Sotto una credibile scorza hardrockettona, sgusciano sentimentalismi latini da soap (You Better Find Someone to Love), qualche sottile accento di tastiera da piano-bar (If This World Were Mine), una smaccata rivisitazione dei conterranei Vanilla Fudge (My Baby) e addirittura l’improbabile cover di un classico west-coast come Get Together.
Ma nel complesso la macchina hard del gruppo funziona con discreto sciovinismo e buona ruvidezza. Messa da parte la quasi epica ballatissima da night club di Where Do We Go From Here, con antieroici assoloni e languida vocalità, Joe Mattioli, cantante col nome da peso welter suonato, trascina tutti quanti dalle parti di una versione beat dei primissimi Grand Funk appallottolati a grezzi imitatori degli Zombies emersi da un’autorimessa arrugginita, che vagano raminghi tra i marciapiedi di una metropolitana di provincia. Basso prominente, wha-wha assortiti, scarsissime pretese cerebrali e nessuna posa artatamente satanica, come il nome potrebbe far supporre.

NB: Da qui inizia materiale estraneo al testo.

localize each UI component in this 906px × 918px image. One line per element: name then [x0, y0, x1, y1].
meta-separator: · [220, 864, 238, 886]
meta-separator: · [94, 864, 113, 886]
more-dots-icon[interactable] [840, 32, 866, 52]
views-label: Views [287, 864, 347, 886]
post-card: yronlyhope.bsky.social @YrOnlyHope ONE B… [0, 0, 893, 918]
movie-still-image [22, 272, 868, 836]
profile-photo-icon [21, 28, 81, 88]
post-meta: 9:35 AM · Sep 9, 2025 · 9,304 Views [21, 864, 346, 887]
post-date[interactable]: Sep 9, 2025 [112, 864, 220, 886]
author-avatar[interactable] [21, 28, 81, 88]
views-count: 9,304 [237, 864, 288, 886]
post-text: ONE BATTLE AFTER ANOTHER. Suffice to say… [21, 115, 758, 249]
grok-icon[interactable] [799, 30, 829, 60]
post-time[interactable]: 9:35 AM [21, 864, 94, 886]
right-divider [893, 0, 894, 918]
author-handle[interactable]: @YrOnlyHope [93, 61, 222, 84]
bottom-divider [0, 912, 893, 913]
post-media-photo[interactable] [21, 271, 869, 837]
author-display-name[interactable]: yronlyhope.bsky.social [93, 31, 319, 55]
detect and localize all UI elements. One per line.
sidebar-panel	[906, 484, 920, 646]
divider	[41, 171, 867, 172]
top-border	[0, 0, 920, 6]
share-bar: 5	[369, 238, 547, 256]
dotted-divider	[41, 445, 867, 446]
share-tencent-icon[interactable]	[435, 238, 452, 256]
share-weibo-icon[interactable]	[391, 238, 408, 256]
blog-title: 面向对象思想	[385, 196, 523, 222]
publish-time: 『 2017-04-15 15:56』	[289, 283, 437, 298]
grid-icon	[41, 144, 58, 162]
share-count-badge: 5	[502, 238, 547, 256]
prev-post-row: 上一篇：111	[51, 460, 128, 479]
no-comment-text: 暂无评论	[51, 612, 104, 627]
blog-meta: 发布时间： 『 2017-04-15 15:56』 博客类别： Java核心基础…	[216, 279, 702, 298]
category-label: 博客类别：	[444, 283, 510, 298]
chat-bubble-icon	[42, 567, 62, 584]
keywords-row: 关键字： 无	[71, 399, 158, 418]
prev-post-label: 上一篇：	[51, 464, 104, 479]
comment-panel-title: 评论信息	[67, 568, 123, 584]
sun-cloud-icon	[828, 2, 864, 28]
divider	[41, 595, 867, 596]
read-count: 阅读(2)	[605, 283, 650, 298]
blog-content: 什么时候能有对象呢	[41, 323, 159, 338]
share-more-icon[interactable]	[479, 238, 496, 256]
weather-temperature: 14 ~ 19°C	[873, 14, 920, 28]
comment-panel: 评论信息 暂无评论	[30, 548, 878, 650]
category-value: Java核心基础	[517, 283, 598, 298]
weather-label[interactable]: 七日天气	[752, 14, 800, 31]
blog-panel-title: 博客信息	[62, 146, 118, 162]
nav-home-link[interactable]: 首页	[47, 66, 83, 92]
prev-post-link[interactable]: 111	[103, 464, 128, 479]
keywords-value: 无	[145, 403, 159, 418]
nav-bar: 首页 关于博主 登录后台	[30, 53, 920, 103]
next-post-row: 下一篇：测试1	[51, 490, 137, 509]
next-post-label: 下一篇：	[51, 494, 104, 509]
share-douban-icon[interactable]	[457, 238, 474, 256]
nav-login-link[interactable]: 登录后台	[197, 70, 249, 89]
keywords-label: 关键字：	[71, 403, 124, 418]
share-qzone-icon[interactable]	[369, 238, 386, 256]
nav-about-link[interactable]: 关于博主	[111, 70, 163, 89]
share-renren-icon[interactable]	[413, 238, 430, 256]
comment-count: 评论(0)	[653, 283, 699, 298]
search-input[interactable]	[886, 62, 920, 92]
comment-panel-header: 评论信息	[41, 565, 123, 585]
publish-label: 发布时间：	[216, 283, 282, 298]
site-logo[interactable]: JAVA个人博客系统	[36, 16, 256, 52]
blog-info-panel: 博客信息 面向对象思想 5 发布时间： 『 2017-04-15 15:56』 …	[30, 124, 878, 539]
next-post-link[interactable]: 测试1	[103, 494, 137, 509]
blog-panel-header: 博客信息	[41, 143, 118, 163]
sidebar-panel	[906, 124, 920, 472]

Si finisce addirittura in crescendo, con il prolisso ma robusto funky-pop di Dreaming Isn't Good for You, in scia a Bob Seger, ma soprattutto con la sintetica e a modo suo “modernissima” Crabby Day, che sembra farina del sacco di Jack White. Don't Tell Me How to Love torna sulle distorsioni negroidi del primo pezzo, Sixteen: peccato che non tutto l’album sia al livello di questi due brani.
Scarsissimi gli scambi via web di questo album, in verità non eccezionale: gli unici documentati superano i 300 $ per il vinile originale (label Gallo), ma di fatto non c’è mercato… Esiste anche una ristampa in Lp della Void (Void 25).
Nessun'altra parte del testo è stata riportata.